Indian private rocket company Skyroot Aerospace conducted its first orbital launch on Saturday. This was reported by Qazaqyia.kz citing BBC News.
The Vikram-1 rocket lifted off from the Indian Space Research Organisation's (ISRO) launch facility in Sriharikota, southern India, at 11:30 local time (06:00 GMT). The seven-storey rocket was headed for Low Earth Orbit, 280 miles (450 km) away.
If the 16-minute flight succeeds, Skyroot will become the first Indian private company to launch a rocket into orbit, making India only the third country, after the US and China, with a private company capable of orbital launches.
According to Skyroot co-founder and CEO Pawan Kumar Chandana, the rocket can carry payloads up to 350 kg. The company aims to offer a "cab service to space," where customers can book dedicated launches for their satellites.
"If you want to just go to a friend's house, you don't need a train, you book a cab, an Uber. What we are offering is a cab service to space, which can be used to ride to a unique location in the orbit to place a satellite or visit a station," Chandana said.
If successful, Skyroot's model would appear similar to that of Rocket Lab in the US, which provides small-lift launch vehicles.
The test mission, called Aagman (Sanskrit for "arrival"), aims to place six payloads into orbit. They include scientific instruments such as a robotic arm for removing space debris, an Earth observation camera, and a satellite from a German company.
Symbolic payloads include a lotus made of lab-grown diamonds and a tiny gold rocket with micro-sculptures of three of India's best-known scientists. Each smaller than a grain of rice, the sculptures pay tribute to Nobel Prize-winning physicist CV Raman, aerospace engineer and former president APJ Abdul Kalam, and Vikram Sarabhai.
"We exist because of the Indian space programme, we stand on the shoulders of our early visionaries and this is our way of paying tribute to three great scientists who shaped India's space programme," Chandana explained.
Saturday's launch is the first of two test flights Skyroot plans this year before commercial launches begin next year.
"We have the capacity to build one rocket every month at our factory in the southern city of Hyderabad," Chandana said. "This will be a historic flight for the private space sector in India. It'll be a major milestone," he added.

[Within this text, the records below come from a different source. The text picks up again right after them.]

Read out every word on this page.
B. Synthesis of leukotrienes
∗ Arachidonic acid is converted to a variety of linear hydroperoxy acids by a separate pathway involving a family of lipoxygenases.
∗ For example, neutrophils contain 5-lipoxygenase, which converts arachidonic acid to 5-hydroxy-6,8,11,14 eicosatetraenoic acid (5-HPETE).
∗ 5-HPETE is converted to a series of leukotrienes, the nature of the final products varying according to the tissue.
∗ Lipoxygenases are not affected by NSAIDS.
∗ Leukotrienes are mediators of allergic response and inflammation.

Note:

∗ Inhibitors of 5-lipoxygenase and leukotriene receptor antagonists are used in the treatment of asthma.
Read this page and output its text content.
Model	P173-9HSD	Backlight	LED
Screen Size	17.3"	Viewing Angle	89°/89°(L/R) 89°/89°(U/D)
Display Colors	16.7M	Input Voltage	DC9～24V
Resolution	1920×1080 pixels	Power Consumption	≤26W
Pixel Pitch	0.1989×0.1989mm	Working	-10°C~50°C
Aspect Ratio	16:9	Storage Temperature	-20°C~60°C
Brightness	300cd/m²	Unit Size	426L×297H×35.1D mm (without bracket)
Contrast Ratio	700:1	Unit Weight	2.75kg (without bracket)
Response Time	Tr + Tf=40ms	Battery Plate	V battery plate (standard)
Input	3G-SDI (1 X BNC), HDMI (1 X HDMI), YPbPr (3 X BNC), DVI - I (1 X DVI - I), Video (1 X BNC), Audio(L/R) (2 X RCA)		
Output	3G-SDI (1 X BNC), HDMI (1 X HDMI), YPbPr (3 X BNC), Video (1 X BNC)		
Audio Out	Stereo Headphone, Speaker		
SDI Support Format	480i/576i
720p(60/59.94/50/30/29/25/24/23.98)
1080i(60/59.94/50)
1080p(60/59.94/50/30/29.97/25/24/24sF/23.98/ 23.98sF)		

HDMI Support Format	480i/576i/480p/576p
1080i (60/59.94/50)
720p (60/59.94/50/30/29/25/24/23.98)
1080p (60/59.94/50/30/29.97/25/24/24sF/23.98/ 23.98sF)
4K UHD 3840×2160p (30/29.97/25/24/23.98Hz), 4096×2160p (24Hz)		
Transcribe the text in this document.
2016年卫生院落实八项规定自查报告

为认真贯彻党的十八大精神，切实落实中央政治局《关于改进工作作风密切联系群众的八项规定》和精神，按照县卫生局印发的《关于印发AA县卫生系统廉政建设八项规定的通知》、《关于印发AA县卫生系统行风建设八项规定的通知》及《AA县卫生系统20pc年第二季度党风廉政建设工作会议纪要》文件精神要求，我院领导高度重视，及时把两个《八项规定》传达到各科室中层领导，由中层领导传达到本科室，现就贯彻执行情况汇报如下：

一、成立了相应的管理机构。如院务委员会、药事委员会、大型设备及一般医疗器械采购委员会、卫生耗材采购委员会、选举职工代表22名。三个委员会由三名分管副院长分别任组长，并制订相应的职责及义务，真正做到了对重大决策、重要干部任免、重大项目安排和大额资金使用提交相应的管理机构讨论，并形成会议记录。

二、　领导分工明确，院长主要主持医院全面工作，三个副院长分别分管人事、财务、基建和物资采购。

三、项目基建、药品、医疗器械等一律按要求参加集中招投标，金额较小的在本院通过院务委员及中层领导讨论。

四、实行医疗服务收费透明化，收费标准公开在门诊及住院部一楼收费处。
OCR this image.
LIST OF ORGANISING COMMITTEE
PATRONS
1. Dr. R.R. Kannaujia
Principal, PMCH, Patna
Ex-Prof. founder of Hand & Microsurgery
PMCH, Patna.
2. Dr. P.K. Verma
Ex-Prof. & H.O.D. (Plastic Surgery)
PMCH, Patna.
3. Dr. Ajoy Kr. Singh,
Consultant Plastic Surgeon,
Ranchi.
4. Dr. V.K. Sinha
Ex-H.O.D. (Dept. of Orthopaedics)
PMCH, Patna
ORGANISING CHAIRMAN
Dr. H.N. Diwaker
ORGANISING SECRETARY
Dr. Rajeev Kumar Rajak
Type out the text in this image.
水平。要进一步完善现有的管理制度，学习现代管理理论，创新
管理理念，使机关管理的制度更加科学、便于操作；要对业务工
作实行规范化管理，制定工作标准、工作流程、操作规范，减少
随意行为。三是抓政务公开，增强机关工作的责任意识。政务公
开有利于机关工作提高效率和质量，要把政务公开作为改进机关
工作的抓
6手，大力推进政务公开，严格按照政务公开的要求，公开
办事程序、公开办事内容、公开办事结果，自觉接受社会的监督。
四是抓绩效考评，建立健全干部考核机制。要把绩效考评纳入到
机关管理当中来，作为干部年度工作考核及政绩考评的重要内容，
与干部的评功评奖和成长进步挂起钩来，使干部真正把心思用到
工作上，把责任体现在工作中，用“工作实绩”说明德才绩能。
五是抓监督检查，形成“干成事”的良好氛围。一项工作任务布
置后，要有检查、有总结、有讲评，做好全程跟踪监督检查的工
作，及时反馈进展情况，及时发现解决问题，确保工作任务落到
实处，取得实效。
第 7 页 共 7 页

Skyroot was founded in 2018 when Chandana and Naga Bharath Daka, who were colleagues at ISRO, quit their jobs and co-founded the space-tech start-up to build rocket components for satellites. In 2020, India opened the space sector to private firms, allowing them to build rockets and satellites and use ISRO's launch facilities with the aim of increasing the country's share in the global business market from 2% to 10% by 2030.
Since then, the Indian government says more than 400 space start-ups have been set up in India, but Skyroot remains the most successful and the only unicorn in the sector. The company first made headlines in November 2022 when it launched India's first privately developed suborbital rocket.